Two thirds of children in northern Syria have no access to education because schools have been battered by shelling and air strikes, are frequently used by armed groups and often surrounded by unexploded bombs, she said.

Teachers in the country's north-east, much of which is administered by Kurdish authorities, say that 79 per cent of pupils dropped out to work and help their struggling families, Ms Khush said.

In the north-west, under a fragile truce between Turkish, Syrian and Russian forces, half of the teachers are working without pay and hundreds of others have gone on strike over unpaid wages, she said.

“Children today are facing a graver reality than at any other point in the 10-year conflict,” Ms Khush said.

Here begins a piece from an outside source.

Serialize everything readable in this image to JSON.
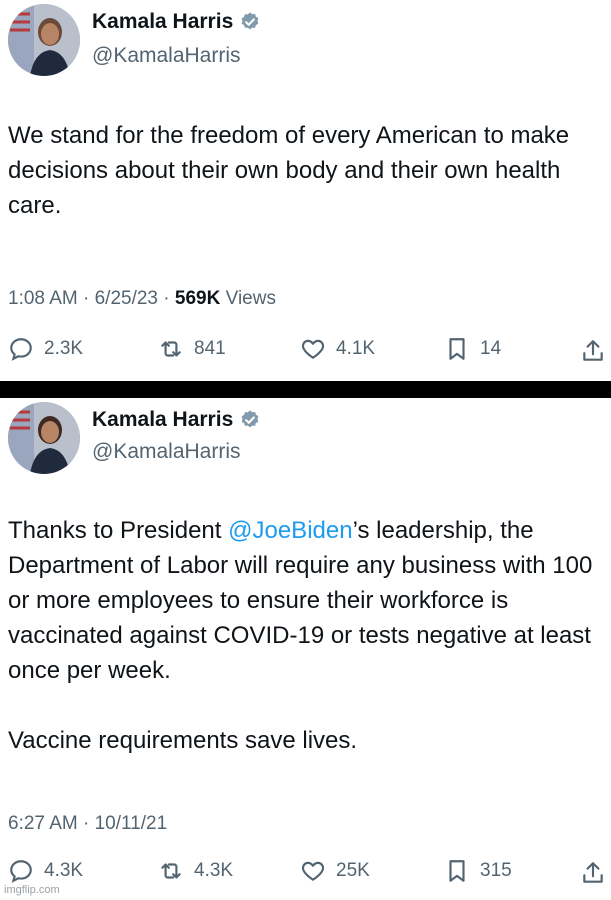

“They are more likely to be in need of humanitarian assistance, more likely to go hungry, to die from preventable diseases, miss out on school and face protection risks.”

The UN's head of humanitarian affairs, Mark Lowcock, said more than 500,000 Syrian children under the age of five suffer from stunted growth, with rates highest in the north-west and north-east.

“The effects this will have on their development and learning will be lifelong and irreversible,” Mr Lowcock said.

“Malnutrition ... has become so normal that parents cannot spot the signs in their own children.”

Millions of people left Syria and millions more fled their homes since a crackdown by the government on protesters in March 2011 led to a civil war that has dragged in Russia, Iran, Turkey, the US and others.